TELSTRA’S DECISION to abandon negotiations with unions for a new Enterprise Bargaining Agreement (EBA) has received a cold reception in Canberra, with Julia Gillard, Minister for Education, Employment and Workplace Relations, rejecting the company’s reasons for walking away from talks.
Responding to management’s refusal to negotiate with the ACTU and Telstra unions, Gillard indicated that it was time for Telstra to move on.
“AWAs are not part of this nation’s future because the Australian people voted at the last election to get rid of WorkChoices and unfair AWAs,” she said.
“It is in the interests of co-operative workplace relations for proper negotiations to occur in an environment of respect.”

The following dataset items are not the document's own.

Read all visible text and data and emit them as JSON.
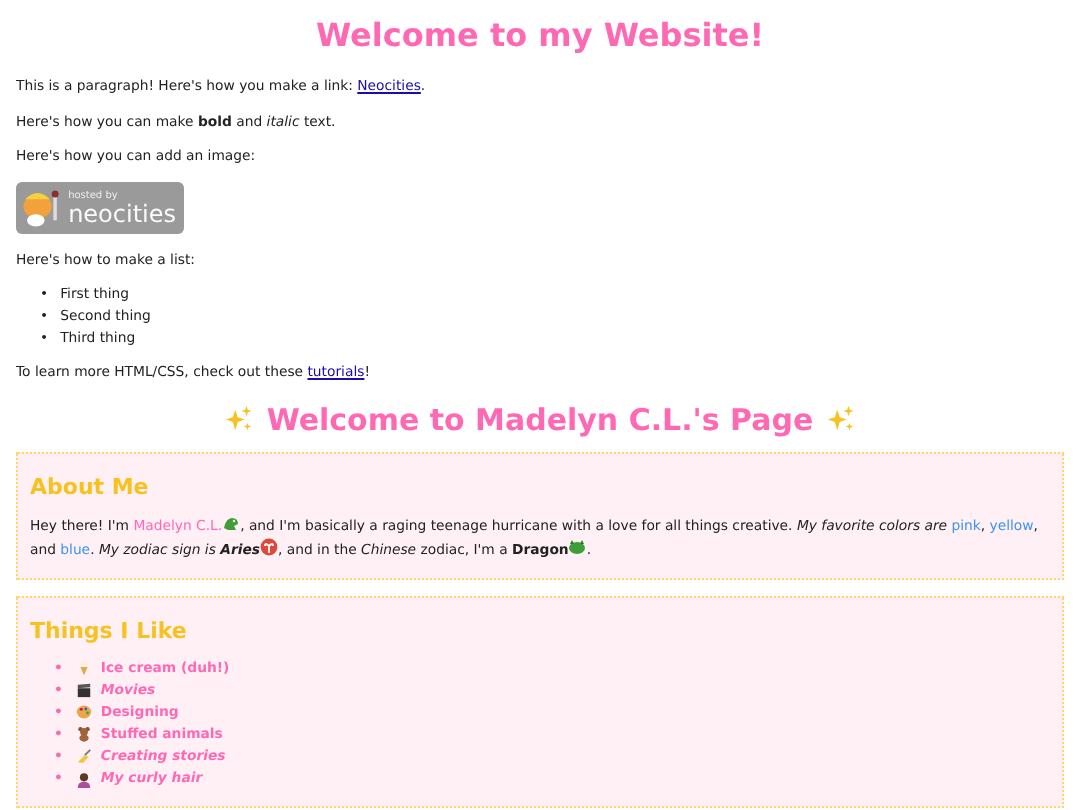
{
  "title": "Welcome to my Website!",
  "intro": [
    {
      "kind": "text",
      "text": "This is a paragraph! Here's how you make a link: ",
      "link": "Neocities",
      "after": "."
    },
    {
      "kind": "text",
      "text": "Here's how you can make **bold** and *italic* text."
    },
    {
      "kind": "text",
      "text": "Here's how you can add an image:"
    },
    {
      "kind": "badge",
      "small": "hosted by",
      "big": "neocities"
    },
    {
      "kind": "text",
      "text": "Here's how to make a list:"
    },
    {
      "kind": "list",
      "marker": "•",
      "items": [
        "First thing",
        "Second thing",
        "Third thing"
      ]
    },
    {
      "kind": "text",
      "text": "To learn more HTML/CSS, check out these ",
      "link": "tutorials",
      "after": "!"
    }
  ],
  "heading": "Welcome to Madelyn C.L.'s Page",
  "about": {
    "title": "About Me",
    "segments": [
      {
        "kind": "plain",
        "text": "Hey there! I'm "
      },
      {
        "kind": "name",
        "text": "Madelyn C.L."
      },
      {
        "kind": "icon"
      },
      {
        "kind": "plain",
        "text": ", and I'm basically a raging teenage hurricane with a love for all things creative. "
      },
      {
        "kind": "italic",
        "text": "My favorite colors are "
      },
      {
        "kind": "color-word",
        "text": "pink"
      },
      {
        "kind": "plain",
        "text": ", "
      },
      {
        "kind": "color-word",
        "text": "yellow"
      },
      {
        "kind": "plain",
        "text": ", and "
      },
      {
        "kind": "color-word",
        "text": "blue"
      },
      {
        "kind": "plain",
        "text": ". "
      },
      {
        "kind": "italic",
        "text": "My zodiac sign is "
      },
      {
        "kind": "bold-italic",
        "text": "Aries"
      },
      {
        "kind": "icon"
      },
      {
        "kind": "plain",
        "text": ", and in the "
      },
      {
        "kind": "italic",
        "text": "Chinese"
      },
      {
        "kind": "plain",
        "text": " zodiac, I'm a "
      },
      {
        "kind": "bold",
        "text": "Dragon"
      },
      {
        "kind": "icon"
      },
      {
        "kind": "plain",
        "text": "."
      }
    ]
  },
  "likes": {
    "title": "Things I Like",
    "marker": "•",
    "items": [
      {
        "text": "Ice cream (duh!)",
        "italic": false
      },
      {
        "text": "Movies",
        "italic": true
      },
      {
        "text": "Designing",
        "italic": false
      },
      {
        "text": "Stuffed animals",
        "italic": false
      },
      {
        "text": "Creating stories",
        "italic": true
      },
      {
        "text": "My curly hair",
        "italic": true
      }
    ]
  }
}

Telstra put its decision to withdraw from negotiations down to the ACTU wanting a side agreement that would have guaranteed unions greater access to Telstra premises.
Telstra, which has been negotiating a new EBA since 15 May, said the side agreement would have also compelled Telstra to ensure its contractors had minimum conditions similar to full-time staff.
Telstra also went on the offensive against unions after the Workplace Ombudsman found that Telstra did not apply duress to employees in the AWA reoffer, or to communications technicians in an offer of AWAs earlier in 2007.
The Ombudsman’s eight-month inquiry came after the union movement accused Telstra of breaking the law by forcing staff to sign AWAs.
“We said at the time of the AWA re-offer that it was an employee’s choice to renew,” said Andrea Grant, Telstra group managing director of human resources.
“We said that some employees would choose to renew their arrangements and some wouldn’t. We said that it was the employee who got to choose – not Telstra and not a union – and that is the way it should be.”